Sunil Jain

Senior Associate Editor, Business Standard

Wednesday, December 01, 2004

Getting the toes wet

A large part of the jump in US productivity over the last decade, the McKinsey Quarterly estimated a couple of years ago, was due to the performance of the retail sector.

Within this, the Quarterly went on to say, “more than half of the productivity acceleration in the retailing of general merchandise can be explained by only two syllables:Wal-Mart”.

For instance, Wal-Mart’s use on a mass scale of simple technology like bar-coding has allowed it to lower its distribution costs to 3 per cent of sales, compared to 4.5–5 per cent for its competitors.

To put Wal-Mart in perspective, it employs just 1.4 million people in 5,000 stores to generate a turnover of over Rs 900,000 crore, a figure that’s close to the turnover of the entire retail industry in India, which employs more than 30 million people in some 12 million outlets.

While the Indian economy could do with a dose of Wal-Mart’s productivity, those opposed to foreign investment in retailing use precisely these figures to argue that there will be a huge job loss if Wal-Mart is allowed to set up base in the country.

Since this is a fear expressed wherever liberalisation is planned, the economic think-tank Icrier has come out with a report on the issue.

Icrier points out that while 70 per cent of the world’s largest retailers have entered China over the past decade, their share is a mere 5–8 per cent of the market; indeed, 95 per cent of the products sold in China by Carrefour, another grocery chain, are sourced locally, says the Icrier study.

While the entry of such firms has been restricted in India, the market share of large-format retail is only 2–3 per cent of the total market. Though large retailers like Wal-Mart have a greater capacity to bear initial losses than Indian players, it is difficult to see how they will crush local kirana-type operations if RPG’s Giant and Kishore Biyani’s Big Bazaar have not been able to do the same.

For, apart from the tax advantage that small kiranas enjoy (as high as 28 per cent, according to a study done by Planman Consulting for Icrier) since they often escape paying sales tax as well as income tax, other factors that restrict the growth of large-scale formats are the unavailability of land thanks to outdated zoning laws, and the near absence of a well-developed supply chain to procure materials.

The head of a large US-based fast foods chain talked recently of how it had taken his company five years to develop a reliable supplier for cheese!

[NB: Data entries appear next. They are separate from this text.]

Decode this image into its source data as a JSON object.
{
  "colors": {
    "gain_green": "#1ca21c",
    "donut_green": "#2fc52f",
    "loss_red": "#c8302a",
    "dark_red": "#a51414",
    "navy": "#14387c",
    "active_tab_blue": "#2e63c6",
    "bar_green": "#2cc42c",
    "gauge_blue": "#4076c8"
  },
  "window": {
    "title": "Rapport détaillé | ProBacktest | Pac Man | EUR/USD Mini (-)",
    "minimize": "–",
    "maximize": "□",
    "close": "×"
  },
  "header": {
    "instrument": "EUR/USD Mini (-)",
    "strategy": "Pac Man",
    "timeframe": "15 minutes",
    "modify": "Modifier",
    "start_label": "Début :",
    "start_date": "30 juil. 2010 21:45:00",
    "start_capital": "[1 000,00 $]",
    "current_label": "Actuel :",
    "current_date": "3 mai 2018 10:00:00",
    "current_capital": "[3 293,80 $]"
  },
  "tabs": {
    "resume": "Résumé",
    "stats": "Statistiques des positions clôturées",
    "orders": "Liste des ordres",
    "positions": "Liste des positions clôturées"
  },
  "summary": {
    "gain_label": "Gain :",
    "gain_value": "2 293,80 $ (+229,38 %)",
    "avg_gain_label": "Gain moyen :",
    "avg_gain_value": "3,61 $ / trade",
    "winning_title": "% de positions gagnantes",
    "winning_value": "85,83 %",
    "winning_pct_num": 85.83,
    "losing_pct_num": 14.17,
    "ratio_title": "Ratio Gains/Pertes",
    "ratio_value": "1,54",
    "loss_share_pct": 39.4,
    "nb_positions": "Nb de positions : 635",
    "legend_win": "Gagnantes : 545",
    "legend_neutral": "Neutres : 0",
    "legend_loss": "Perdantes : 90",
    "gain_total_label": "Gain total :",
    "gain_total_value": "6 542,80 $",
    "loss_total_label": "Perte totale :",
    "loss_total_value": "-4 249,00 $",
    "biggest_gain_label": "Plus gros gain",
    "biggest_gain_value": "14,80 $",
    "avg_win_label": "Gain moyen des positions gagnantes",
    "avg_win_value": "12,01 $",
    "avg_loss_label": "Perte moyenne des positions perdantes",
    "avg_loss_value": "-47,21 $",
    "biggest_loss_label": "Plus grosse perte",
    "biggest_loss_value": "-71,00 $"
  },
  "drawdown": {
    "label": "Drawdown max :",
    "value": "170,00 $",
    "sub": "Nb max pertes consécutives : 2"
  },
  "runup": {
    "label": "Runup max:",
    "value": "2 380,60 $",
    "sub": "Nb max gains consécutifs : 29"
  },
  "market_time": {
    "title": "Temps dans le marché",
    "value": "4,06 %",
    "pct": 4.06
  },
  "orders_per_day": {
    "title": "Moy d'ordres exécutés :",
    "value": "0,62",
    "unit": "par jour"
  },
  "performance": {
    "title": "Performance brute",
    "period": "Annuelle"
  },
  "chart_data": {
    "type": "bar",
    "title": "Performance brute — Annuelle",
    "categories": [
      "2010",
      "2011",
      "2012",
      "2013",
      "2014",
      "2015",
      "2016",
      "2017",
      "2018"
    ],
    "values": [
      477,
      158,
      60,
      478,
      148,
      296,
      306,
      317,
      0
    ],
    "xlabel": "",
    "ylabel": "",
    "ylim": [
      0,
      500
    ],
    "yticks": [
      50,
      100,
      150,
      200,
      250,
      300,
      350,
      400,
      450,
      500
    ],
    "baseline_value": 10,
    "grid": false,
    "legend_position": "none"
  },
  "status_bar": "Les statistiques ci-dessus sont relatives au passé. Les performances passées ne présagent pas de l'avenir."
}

The government has, however, managed to sidestep the tricky issue of labour displacement and come up with a plan that could give the country the best of both worlds.

It proposes that big brands, like Pizza Hut or McDonald’s or Nike, be allowed to enter the market on their own (instead of through franchisees as is allowed today). While the job-loss impact of this can only be negligible, the benefits in terms of increased investment and productivity will be quite high.